Gray clouds blanketed the skies and rain drops eventually would fall, but neither could wipe the smiles off the faces of those from Field High School last Tuesday when the Falcons hosted their first track meet in 10 years.
A school that once was home to one of the premier tracks in the area had watched its all-weather surface deteriorate to the point that it was no longer safe for competition.
That needed to change.
However, amidst a financial climate that has included four consecutive failed levies and continued cutbacks, the big question arose: How?
It was a question that was first presented to newly hired athletic director Matt Furino in 2008 by then-Superintendent David Brobeck.
“He asked me what my plans were to revive the track,” Furino said, recalling a conversation he had with Brobeck shortly after being named the school’s AD. “I think we both realized that we needed to come up with a plan.”
That plan would hatch the Big Red Fund, an eight-person committee with a fundraising vision that by the end of its quest would accomplish much more than a new track for the school.
The track became a reality, but by simply going after the project with energized purpose, the committee set an example for its student-athletes that no dream was too big.
Not even one that would carry a price tag upward of $170,000.
That was the sticker price Field’s new track would carry after the committee gained a pulse on the project through research, inquiries and bids.
Instead of finding the reasons to allow the large and costly project to drift to the background, the Big Red Fund began finding every reason to go after it.
The Big Red Fund, which is comprised of Furino and his wife Rita, along with Bernadette Moore, Anjenette Lowden, Keith Stayer, Terry Kettering, Jill Richards and Dan Rafferty, set a window of about four years to raise the necessary funds for the construction of the new track.

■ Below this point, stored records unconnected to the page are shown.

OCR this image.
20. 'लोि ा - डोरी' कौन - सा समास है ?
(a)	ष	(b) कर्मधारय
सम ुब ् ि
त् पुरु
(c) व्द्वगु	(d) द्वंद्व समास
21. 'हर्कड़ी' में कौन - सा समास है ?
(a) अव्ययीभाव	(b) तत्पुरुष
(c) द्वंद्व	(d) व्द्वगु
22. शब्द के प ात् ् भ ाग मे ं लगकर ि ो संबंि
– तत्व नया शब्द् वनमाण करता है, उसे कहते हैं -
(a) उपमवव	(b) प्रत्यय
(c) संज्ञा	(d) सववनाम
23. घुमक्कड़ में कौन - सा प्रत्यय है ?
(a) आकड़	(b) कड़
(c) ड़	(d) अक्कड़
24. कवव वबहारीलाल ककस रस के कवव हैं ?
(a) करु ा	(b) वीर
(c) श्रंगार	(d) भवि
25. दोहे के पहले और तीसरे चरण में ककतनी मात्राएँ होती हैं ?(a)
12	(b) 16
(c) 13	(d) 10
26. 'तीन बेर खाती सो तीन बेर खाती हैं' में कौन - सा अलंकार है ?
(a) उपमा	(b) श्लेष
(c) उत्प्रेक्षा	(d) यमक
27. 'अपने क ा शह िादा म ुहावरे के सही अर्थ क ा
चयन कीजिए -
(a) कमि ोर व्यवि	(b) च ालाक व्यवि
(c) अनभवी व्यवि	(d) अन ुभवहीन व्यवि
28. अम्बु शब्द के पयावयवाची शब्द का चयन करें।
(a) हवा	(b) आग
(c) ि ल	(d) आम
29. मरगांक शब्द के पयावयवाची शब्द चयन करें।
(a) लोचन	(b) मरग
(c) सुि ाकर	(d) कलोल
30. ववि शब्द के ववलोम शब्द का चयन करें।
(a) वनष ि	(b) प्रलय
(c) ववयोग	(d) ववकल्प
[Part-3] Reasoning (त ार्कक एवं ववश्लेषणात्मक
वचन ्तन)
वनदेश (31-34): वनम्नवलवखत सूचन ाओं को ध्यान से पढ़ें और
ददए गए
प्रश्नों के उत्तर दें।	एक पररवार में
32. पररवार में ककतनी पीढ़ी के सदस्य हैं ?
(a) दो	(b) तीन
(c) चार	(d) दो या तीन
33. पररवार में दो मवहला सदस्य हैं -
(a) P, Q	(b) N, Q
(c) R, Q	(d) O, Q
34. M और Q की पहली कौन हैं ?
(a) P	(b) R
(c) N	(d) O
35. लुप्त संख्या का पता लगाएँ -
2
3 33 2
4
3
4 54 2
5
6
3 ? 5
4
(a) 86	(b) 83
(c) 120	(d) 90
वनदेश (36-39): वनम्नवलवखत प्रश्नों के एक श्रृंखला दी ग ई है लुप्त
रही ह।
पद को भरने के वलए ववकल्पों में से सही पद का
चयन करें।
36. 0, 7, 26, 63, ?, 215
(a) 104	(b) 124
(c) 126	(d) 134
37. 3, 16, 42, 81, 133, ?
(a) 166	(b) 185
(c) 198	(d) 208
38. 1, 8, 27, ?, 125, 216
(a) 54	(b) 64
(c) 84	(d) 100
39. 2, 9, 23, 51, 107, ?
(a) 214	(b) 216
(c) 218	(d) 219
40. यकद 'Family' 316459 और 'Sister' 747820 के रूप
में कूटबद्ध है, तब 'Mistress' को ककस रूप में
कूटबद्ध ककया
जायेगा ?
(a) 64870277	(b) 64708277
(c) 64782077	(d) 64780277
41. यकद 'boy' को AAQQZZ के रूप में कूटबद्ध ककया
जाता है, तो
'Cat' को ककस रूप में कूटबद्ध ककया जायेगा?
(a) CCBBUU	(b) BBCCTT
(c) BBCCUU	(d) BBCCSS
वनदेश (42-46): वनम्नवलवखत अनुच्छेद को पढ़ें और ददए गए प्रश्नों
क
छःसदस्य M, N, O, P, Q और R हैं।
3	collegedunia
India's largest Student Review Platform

Through donations and fundraisers like the school’s annual VanDevere Thrive and Drive car raffle, Brimfest 5K road race, car washes and Big Red Dinner, the group was able to close that window in just two remarkably short years.
“We knew that we were chasing a big number, but the community here is so awesome that we knew we could get to it,” said Furino, whose committee has also helped offset nearly $15,000 in pay-to-play costs for student-athletes over the last two years. “It feels good to know you have support.”
Furino said he was not surprised by the community’s outpouring of generosity.
“Ever since I have been at Field, with every fundraiser we have ever asked for, the community has always come through.”
The support showed that the school and the community, using the Big Red Fund as its vehicle, was willing to invest in its youth.
“With all of our levy woes, just like all schools are up against right now, I think we showed the kids that everybody really does care for them and wants the best for them,” Furino said. “And that we are willing to do whatever it takes for them to have the best.”
Last Tuesday, rain may have begun to fall from those dark clouds, but there was going to be no raining on the Falcons’ parade.
With the community standing behind them, they witnessed what could be accomplished when no dream is considered too big and how the actions it takes to get to the finish line can create moments that are remembered forever.